If the actions of protest supporters at Winter Park City Hall are any guide, the article’s tactical advice has been updated and augmented by Jay Rogers and others who have spoken to City Commissioners both inside and outside Commission chambers. Protesters alerted pro-life organizations and other media to the city’s proposed ordinance, triggering a flood of letters to the Commission and local newspapers.

Video of the Sept. 10 Commission meeting shot by the Voice shows Rogers and others speaking out at the meeting urging Commissioners to scuttle the proposed permanent ordinance that restricts residential protest activity.

Despite the opposition of Rogers and his group, the Commission voted 4 to 1 vote in favor of the permanent ordinance — which now goes to a second and final hearing and vote on Sept. 24.

The only member of the Commission who voted against the new ordinance was Mayor Ken Bradley, who spoke out against the actions of the Aloma Avenue protesters, but could not justify voting for the ordinance on Constitutional grounds. WPV video (click image above) includes comments from Mayor Bradley and all Commissioners.
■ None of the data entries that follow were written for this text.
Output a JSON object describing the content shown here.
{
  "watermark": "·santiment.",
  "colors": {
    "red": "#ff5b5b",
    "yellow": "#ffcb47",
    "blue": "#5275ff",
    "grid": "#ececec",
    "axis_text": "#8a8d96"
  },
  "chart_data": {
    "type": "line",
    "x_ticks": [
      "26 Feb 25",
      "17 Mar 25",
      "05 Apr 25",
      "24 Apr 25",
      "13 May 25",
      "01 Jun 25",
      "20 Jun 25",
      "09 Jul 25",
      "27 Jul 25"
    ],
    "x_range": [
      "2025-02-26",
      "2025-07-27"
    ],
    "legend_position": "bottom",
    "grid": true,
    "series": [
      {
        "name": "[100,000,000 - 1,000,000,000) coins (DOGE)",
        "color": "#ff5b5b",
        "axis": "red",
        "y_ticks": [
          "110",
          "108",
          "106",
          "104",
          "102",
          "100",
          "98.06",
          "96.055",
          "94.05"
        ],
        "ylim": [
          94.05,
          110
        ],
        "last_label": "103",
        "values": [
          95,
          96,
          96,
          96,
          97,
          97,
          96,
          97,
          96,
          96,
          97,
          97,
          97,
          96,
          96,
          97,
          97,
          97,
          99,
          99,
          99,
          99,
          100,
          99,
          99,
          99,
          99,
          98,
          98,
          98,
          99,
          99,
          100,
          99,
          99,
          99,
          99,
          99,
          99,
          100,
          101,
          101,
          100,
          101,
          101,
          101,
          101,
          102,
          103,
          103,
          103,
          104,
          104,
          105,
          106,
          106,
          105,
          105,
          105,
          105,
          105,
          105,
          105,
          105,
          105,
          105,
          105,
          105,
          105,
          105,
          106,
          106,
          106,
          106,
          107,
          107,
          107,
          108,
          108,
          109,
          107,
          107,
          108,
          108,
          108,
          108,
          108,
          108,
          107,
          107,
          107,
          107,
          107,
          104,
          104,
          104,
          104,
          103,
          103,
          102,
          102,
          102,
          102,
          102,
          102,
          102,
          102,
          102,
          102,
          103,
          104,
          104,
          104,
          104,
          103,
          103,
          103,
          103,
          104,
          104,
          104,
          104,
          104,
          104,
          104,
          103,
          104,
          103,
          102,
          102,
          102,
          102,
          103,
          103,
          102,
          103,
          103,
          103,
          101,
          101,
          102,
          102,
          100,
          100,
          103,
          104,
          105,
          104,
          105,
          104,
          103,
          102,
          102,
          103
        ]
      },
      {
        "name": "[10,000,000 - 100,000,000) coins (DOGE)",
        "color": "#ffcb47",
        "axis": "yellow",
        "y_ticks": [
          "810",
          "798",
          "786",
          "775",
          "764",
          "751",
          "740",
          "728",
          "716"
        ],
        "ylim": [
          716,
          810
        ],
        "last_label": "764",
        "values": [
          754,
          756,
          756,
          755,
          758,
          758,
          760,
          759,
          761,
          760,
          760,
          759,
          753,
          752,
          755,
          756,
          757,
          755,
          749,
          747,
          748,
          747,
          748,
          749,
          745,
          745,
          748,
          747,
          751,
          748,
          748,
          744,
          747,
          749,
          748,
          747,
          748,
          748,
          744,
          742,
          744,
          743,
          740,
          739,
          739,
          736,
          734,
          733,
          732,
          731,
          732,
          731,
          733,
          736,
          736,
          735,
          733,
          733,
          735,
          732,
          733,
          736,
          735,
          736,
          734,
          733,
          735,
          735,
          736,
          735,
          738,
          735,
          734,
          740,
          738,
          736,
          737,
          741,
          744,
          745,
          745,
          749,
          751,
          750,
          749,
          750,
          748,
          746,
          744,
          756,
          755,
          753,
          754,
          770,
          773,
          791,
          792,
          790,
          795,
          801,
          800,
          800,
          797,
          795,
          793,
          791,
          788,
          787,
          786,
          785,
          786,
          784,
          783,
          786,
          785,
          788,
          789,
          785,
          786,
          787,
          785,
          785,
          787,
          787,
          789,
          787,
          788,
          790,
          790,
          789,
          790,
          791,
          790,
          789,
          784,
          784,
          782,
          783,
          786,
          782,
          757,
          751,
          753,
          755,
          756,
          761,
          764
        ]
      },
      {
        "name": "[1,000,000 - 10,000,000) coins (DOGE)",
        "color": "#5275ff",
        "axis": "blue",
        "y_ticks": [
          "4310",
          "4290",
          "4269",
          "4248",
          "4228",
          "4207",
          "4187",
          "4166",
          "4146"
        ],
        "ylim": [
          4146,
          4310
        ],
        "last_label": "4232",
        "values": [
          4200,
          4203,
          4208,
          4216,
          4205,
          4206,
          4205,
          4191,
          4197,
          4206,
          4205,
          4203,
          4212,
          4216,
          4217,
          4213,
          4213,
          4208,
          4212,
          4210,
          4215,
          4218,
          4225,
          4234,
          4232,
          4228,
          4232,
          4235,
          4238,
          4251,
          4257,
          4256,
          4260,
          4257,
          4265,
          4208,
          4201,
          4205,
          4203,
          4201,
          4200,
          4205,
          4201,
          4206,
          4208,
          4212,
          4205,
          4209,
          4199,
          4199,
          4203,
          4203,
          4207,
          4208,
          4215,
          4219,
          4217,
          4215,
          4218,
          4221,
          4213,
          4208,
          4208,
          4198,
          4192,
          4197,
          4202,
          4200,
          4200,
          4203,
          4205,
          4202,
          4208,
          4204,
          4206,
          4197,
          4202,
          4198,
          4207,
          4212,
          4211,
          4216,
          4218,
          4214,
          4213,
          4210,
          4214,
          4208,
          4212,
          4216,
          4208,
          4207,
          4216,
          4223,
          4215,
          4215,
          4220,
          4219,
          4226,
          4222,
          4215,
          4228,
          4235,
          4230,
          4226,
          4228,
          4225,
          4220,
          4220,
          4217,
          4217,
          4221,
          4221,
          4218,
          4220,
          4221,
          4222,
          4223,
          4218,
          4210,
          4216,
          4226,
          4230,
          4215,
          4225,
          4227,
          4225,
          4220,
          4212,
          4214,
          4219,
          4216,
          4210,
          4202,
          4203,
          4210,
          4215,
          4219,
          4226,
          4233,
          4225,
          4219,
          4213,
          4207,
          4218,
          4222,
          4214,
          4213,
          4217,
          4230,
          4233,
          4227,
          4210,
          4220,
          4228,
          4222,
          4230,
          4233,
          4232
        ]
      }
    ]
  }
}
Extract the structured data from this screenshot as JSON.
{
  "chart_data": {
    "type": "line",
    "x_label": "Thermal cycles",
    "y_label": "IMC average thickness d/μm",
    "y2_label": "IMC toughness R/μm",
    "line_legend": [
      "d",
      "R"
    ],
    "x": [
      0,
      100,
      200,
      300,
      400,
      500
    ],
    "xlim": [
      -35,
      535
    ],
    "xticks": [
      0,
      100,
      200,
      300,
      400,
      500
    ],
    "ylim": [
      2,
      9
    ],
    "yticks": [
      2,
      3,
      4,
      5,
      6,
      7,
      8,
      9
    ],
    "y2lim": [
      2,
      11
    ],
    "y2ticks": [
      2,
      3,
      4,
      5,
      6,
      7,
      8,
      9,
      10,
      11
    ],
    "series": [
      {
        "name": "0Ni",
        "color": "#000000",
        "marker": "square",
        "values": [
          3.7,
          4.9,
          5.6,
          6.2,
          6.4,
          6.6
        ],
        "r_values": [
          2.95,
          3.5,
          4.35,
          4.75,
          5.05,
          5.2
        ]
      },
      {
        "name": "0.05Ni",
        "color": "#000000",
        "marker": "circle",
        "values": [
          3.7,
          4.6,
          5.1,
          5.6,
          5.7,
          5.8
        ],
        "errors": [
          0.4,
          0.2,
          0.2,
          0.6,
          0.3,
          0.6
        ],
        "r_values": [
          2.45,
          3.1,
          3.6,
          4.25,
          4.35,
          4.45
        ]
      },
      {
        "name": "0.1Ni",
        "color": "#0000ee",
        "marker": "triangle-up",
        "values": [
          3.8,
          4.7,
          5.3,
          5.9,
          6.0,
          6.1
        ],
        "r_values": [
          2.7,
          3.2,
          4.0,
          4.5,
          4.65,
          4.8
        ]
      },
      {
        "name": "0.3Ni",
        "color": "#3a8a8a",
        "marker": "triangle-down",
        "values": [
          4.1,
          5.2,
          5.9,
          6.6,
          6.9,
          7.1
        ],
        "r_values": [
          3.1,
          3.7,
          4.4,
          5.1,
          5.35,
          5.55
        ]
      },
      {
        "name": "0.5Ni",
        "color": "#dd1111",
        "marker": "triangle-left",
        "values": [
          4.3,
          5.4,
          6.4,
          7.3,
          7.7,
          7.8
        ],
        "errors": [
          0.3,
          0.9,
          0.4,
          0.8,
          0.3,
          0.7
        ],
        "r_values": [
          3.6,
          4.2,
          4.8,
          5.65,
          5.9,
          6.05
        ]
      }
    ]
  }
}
Group Lobbies Commissioners Inside and Outside Chambers: Warns of Coming Lawsuits

Outside the Commission chambers after the meeting, Rogers’ group questioned Commissioners and City Attorney Larry Brown, challenging the actions of the Commission and explaining their opposition to the new ordinance.

In an encounter between the group and Commissioner Cooper, the Voice witnessed protest supporters standing around Ms. Cooper in the darkness outside City Hall attempting to win her over. As the Commissioner stood her ground, the group expanded its arguments to include the claim that the city could be bankrupted by lawsuits challenging the city’s new ordinance. Ms. Cooper was unswayed. A few minutes later, the group disbanded peacefully and the Commissioner continued on her own, down the steps, into the night.

On Monday September 24, starting at 3:30 pm, the Commission will conduct a final hearing of the ordinance and cast a final, deciding vote.